Nuburu, Inc. 8-K
Research Summary
AI-generated summary
Nuburu, Inc. Announces Deal to Acquire Up to 70% of Tekne S.p.A.
What Happened
- Nuburu, Inc. and its subsidiary Nuburu Defense entered a letter of intent and related purchase agreements with the shareholders of Tekne S.p.A. to acquire a controlling stake in Tekne.
- Under a Share Transfer and Shareholder Convertible Loan Agreement effective January 13, 2026, Nuburu acquired 2.9% of Tekne from shareholder Ambrogio D’Arrezzo and issued a EUR 13,000,000 convertible receivable (the January Convertible Receivable).
- The parties agreed to increase that receivable by EUR 3,692,000 (paid March 20, 2026) to a Total Convertible Receivable of EUR 16,692,000, and to (subject to Italian Golden Power approval) a EUR 13,000,000 capital increase that would yield an additional 25% ownership. After conversion and further purchases (EUR 6,000,000 pro‑rata payment for an extra 10%), Nuburu would hold 70% of Tekne.
Key Details
- Tekne Purchase Agreement effective date: January 13, 2026; additional payment to Tekne: EUR 3,692,000 paid March 20, 2026.
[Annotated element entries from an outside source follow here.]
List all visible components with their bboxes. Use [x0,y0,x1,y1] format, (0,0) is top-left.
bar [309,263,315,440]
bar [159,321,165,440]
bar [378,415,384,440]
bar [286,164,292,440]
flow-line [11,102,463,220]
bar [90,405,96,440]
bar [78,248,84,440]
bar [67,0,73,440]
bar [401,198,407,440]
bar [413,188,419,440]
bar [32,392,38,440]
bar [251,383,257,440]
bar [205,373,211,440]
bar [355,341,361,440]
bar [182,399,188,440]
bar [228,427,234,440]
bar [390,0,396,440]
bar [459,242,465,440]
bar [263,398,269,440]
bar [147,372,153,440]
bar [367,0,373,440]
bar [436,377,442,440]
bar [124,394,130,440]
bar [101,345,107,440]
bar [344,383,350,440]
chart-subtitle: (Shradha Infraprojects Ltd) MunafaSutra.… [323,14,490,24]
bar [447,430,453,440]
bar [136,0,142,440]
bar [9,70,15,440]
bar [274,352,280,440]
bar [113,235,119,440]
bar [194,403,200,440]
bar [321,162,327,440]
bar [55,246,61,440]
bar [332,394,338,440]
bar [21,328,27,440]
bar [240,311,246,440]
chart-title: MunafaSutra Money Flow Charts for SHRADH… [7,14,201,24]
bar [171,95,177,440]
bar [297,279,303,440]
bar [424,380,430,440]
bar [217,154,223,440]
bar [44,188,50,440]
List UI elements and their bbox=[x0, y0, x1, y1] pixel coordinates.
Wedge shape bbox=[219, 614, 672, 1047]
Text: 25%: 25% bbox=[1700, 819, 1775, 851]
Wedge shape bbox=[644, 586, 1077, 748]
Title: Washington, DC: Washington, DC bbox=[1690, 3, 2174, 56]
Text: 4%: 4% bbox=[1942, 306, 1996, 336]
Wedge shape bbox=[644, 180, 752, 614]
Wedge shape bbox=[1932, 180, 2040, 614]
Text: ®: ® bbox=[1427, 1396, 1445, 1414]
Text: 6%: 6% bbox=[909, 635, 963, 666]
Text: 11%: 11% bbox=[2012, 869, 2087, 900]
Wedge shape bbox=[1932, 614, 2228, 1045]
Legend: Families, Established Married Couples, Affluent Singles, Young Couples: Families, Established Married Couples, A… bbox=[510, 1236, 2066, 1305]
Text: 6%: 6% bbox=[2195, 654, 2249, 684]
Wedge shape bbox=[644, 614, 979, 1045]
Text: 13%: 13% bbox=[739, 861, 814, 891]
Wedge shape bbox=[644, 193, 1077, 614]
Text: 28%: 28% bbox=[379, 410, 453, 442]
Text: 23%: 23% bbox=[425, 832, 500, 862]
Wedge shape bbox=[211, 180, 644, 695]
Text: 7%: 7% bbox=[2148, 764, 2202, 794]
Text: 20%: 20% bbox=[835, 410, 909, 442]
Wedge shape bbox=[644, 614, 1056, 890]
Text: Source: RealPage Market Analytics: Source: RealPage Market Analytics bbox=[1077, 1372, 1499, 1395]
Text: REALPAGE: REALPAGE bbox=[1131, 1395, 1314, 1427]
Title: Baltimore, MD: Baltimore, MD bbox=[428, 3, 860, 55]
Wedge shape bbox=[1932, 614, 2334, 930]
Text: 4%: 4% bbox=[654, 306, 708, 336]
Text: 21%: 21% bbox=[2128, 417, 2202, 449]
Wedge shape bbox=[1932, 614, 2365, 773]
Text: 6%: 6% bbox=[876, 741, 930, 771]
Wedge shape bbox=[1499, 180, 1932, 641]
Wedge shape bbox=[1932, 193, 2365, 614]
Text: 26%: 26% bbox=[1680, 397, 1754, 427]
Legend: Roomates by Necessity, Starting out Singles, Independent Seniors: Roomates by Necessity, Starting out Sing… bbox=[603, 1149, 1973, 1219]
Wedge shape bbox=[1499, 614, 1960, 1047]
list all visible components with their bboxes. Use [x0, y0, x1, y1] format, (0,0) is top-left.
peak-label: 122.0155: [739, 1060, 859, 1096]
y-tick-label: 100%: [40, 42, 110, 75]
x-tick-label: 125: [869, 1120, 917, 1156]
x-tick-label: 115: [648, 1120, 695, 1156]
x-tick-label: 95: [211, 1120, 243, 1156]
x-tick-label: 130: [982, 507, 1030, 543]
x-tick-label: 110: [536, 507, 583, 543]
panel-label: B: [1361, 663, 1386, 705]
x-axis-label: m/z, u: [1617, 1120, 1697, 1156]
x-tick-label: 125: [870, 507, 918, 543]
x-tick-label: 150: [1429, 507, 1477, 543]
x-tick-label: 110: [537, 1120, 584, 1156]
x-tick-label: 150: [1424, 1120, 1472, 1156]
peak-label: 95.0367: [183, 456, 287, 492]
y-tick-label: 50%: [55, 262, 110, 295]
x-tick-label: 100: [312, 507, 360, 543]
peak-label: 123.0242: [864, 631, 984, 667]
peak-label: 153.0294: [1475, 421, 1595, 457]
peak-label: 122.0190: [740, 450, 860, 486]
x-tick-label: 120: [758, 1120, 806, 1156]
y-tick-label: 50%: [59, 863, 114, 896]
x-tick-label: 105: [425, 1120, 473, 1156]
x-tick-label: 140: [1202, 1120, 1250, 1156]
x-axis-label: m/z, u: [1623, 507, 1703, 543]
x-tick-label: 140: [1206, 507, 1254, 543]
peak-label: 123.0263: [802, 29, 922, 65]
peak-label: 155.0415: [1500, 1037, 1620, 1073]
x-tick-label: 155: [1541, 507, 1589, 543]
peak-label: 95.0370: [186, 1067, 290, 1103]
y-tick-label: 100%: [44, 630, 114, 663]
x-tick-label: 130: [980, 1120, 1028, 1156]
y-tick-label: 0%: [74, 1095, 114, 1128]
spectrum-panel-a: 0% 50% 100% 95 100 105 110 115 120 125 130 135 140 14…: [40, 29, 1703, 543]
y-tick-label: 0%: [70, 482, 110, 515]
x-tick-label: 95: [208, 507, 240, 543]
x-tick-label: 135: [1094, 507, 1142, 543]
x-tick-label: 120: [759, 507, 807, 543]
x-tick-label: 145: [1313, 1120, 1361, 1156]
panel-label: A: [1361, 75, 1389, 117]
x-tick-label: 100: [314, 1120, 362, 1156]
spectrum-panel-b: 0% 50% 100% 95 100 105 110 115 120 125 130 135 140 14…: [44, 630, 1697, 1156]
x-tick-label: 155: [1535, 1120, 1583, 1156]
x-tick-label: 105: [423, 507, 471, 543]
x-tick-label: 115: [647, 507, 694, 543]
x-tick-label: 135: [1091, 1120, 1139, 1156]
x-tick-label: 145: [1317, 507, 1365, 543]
- Total Convertible Receivable from Nuburu to Tekne: EUR 16,692,000.
- Proposed capital increase: EUR 13,000,000 for 25% equity (requires GP Authorization under Italian Golden Power rules).
- Final ownership path: 2.9% (acquired), conversion of convertible receivable → 32.1%, +25% capital increase = 60%; plus a subsequent 10% purchase for EUR 6,000,000 → total 70% ownership.
Why It Matters
- If completed, Nuburu would obtain a majority (70%) stake in Tekne, expanding its footprint through Tekne’s industrial assets and planned activities (including possible acquisition/lease of an industrial complex in Ortona and development of dual‑use drone manufacturing lines).
- The transaction involves material cash and convertible funding commitments (EUR 16.692M plus a planned EUR 13M capital injection and an additional EUR 6M for the final tranche), which could affect Nuburu’s capital allocation and financial position.
- Completion is conditional on obtaining GP Authorization under Italian law and on definitive agreements; the filing highlights forward‑looking risks (including regulatory approval, financing, and execution risks).
Filed March 25, 2026; signed by Alessandro Zamboni, Executive Chairman and Co‑CEO.